Le « principe de réalité » n’est pas réservé aux seuls adultes. Il est introduit dans la vie de l’enfant, à son échelle, presque immédiatement. Car il suffit que ce principe de réalité existe pour que l’idée d’en épargner les désagréments à l’enfant soit une illusion. Dans le meilleur des cas, le processus répressif sera tardif ; mais plus souvent, la répression commencera dès que l’enfant en sera capable, et sur tous les plans. Ce n’est pas comme s’il existait une époque bénie où la « réalité » disparaîtrait. Car en fait, la répression commence dès la naissance – les biberons à heure fixe en sont un exemple extrême. D’après Robert Stoller[15], l’essentiel de la différenciation sexuelle se fait avant l’âge de dix-huit mois, et, comme nous l’avons vu[16], ce processus demande l’inhibition de l’élan sexuel vers la mère. Ainsi, dès le début, on ne permet pas à l’enfant d’exprimer librement sa perversité polymorphe. (Même aujourd’hui où l’on fait campagne pour faire reconnaître la masturbation comme normale, on empêche beaucoup de nourrissons de jouer avec leur propre corps quand ils sont au berceau.) Le plus tôt possible, on sèvre l’enfant et on lui inculque la propreté – expériences qui pour lui sont traumatisantes. Les contraintes augmentent. L’amour de la mère, qui dans l’idéal devrait être une plénitude parfaite (« inconditionnel ») [17] est accordé comme l’amour du père : pour mieux diriger l’enfant vers un comportement approuvé par la société. Et finalement on lui demande de s’identifier de manière active à son père. (Lorsqu’il n’y a pas de père, l’identification peut se faire un peu plus tard, lorsque l’enfant commence à aller à l’école.) À partir de là jusqu’à la puberté, l’enfant doit mener une vie dénuée de sexualité – à moins qu’elle ne soit secrète – sans même se reconnaître aucun besoin sexuel. La frustration produite par cette asexualité est au moins partiellement responsable de l’acrimonie et de l’agressivité extrêmes – ou au contraire de la docilité anémique – qui souvent rendent les enfants si pénibles à supporter.
Répression familiale
Il n’est pas nécessaire d’étudier dans les détails les subtiles pressions psychologiques de la vie familiale. Pensez à votre propre famille. Et si cela ne suffit pas, si vous êtes bien cette personne qui, seule parmi un million d’autres, est persuadée qu’elle a une « famille heureuse », lisez R. D. Laing, et surtout La politique de la famille[18] : Laing y révèle la dynamique interne de la famille et explique comment elle est invisible aux membres mêmes de la famille :
«Une chose est souvent claire pour l’étranger : il existe une résistance concertée de la famille à la découverte de ce qui se passe et il y a des stratagèmes compliqués mis en œuvre pour que chacun l’ignore. Nous en saurions plus long sur ce qui se passe si on ne nous en empêchait, et si on ne nous empêchait de nous rendre compte qu’on nous en empêche. Entre la vérité et le mensonge, il y a des images et des idées que nous tenons pour réelles et qui paralysent notre imagination et notre pensée […]. Puisque ce produit de l’imagination n’existe que dans la mesure où il existe déjà “dans” chacun des membres qui composent une famille, celui d’entre eux qui cesse d’y croire détruit la “famille” dans tous les autres. »
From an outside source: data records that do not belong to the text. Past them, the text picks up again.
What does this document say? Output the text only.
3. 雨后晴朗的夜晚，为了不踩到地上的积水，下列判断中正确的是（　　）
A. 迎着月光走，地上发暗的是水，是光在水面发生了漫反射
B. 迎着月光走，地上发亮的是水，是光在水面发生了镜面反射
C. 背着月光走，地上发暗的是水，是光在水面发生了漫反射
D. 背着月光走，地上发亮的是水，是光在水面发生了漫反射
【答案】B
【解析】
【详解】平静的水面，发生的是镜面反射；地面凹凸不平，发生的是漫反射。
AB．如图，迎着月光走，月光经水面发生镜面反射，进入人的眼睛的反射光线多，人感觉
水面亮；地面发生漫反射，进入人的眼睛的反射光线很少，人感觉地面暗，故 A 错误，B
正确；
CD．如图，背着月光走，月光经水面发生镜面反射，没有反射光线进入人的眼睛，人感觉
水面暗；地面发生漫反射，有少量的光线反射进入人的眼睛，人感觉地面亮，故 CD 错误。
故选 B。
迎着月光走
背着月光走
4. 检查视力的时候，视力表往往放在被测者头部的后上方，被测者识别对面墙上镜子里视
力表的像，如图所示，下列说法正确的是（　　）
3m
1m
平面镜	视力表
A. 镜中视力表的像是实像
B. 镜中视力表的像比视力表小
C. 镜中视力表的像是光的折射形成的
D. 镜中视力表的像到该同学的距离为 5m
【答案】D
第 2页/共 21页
Voici maintenant, pris chez les enfants, quelques exemples qui parlent d’eux-mêmes. Nous citons le psychanalyste Theodor Reik :
« On m’a parlé d’un petit garçon qui jusqu’à près de quatre ans croyait que son nom était “Tais-toi”. »
« Un petit garçon assista à une dispute terrible entre ses parents, et entendit sa mère menacer son père de divorcer. Le jour suivant, lorsqu’il revint de l’école, il demanda à sa mère: “Es-tu déjà divorcée?” Plus tard, il se souvint d’avoir été déçu qu’elle ne le fut pas. »
« Un père, allant voir son fils de neuf ans qui se trouvait en colonie de vacances, lui demanda s’il ne s’ennuyait pas de la maison. L’enfant répondit non. Le père lui demanda alors si les autres petits garçons s’ennuyaient de leur maison. “Seulement quelques-uns, répondit-il, ceux qui ont des chiens chez eux.” »
Ce qui est amusant dans ces anecdotes, si du moins on peut employer ici cet adjectif, c’est la candeur des enfants, incapables de comprendre ou d’admettre l’horreur masochiste de tout cela.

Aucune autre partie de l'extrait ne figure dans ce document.